1. Technical Field of the Invention
This invention pertains to inventive methods of manufacturing a semiconductor device for improving device performance, and to the resulting unique high-performance device structure. In particular, this invention has improved charge mobility in FET devices by structurally imposing tensile and compression forces in a device substrate during device fabrication.
Within the field of semiconductor device design, it is known that mechanical stresses within the device substrate can modulate device performance. Individual stress tensor components affect device behavior of PFETs and NFETs differently. Previous improvements that utilized stress enhancements tended to focus on one or the other type of device outside of a practical performance environment, such as in an IC chip. In order to maximize the performance of both PFETs and NFETs within IC chips, the stress components need to be engineered and applied differently, yet simultaneously. In the present invention we show fabrication methods and resulting structures that have imposed the appropriate stress fields needed to improve the performance of a single device and of at least two devices simultaneously in a common substrate.
2. Description of the Prior Art
Hamada et al, IEEE Transactions on Electron Devices, Vol. 38 No. 4, A New Aspect of Mechanical Stress Effects in Scaled MOS Devices (April 1991) show data correlating weight induced (bending a sample silicon chip) longitudinal and transverse tensile and compressive stress with Transconductance deviation. Within the PFET device a longitudinally applied uniaxial compressive stress had an effect reversed from the effect induced on an NFET. This data can be interpreted such that if you apply an in-plane biaxial tensile stress, the NFET device performance will improve about two-fold as compared to that of a uniaxial tensile situation, while the PFET experiences no change because the longitudinal and transverse tensile stress effects cancel each other out.

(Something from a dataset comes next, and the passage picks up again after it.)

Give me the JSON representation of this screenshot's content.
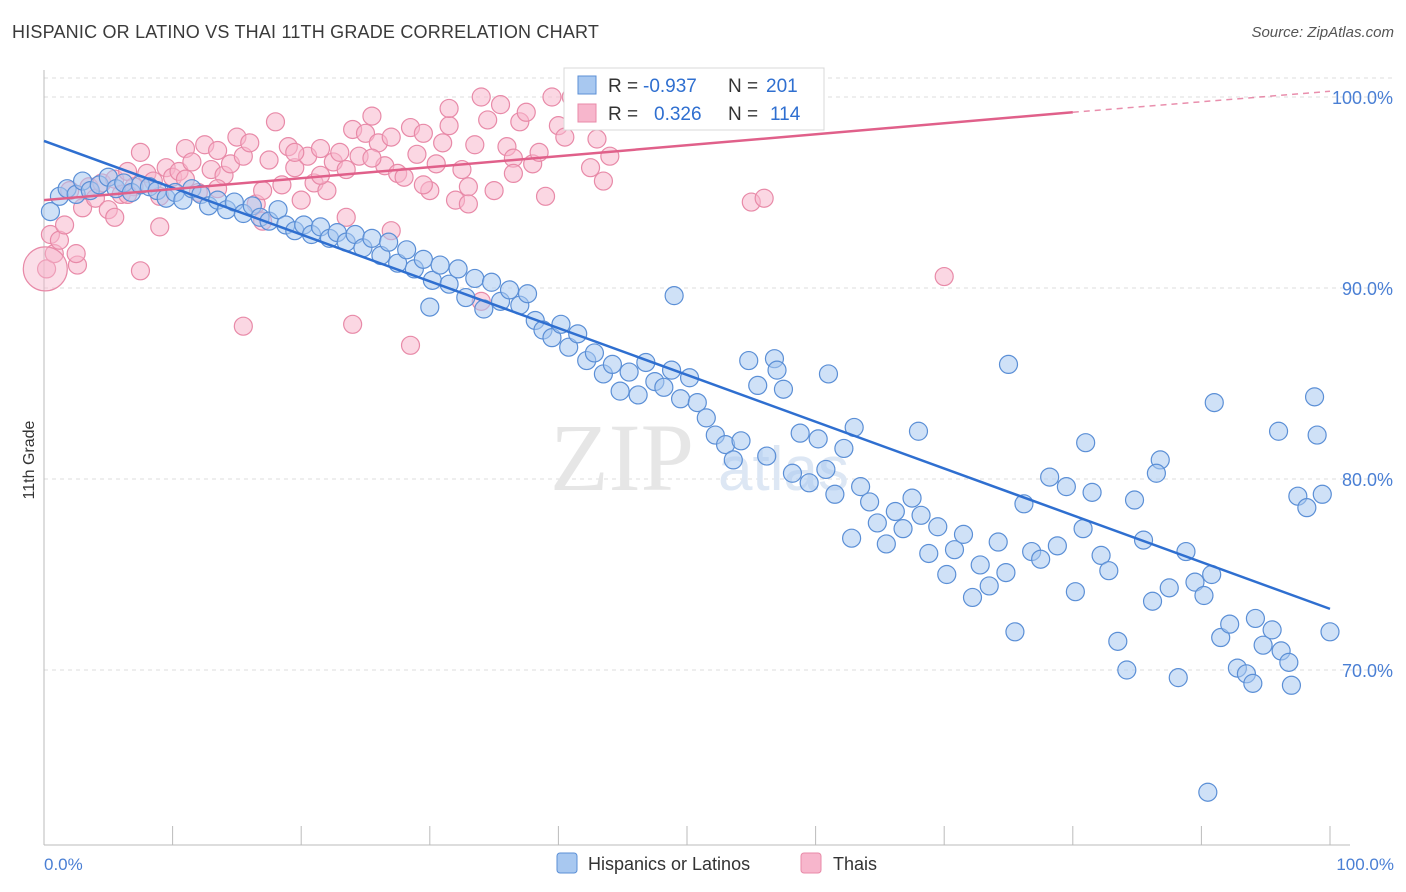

In the Symposium on VLSI Technology Digest of Technical Papers (2001), Rim et. al. shows that, using strained Si which has in-plane biaxial tensile stress, improvements occurred for an NFET with a 70% increase in electron mobility. Prior known solutions and methods using mechanical stress for device performance enhancement could not improve both NFETs and PFETs simultaneously. Moreover, prior solutions do not address the feasibility of any kind of device structures or methods of fabricating them.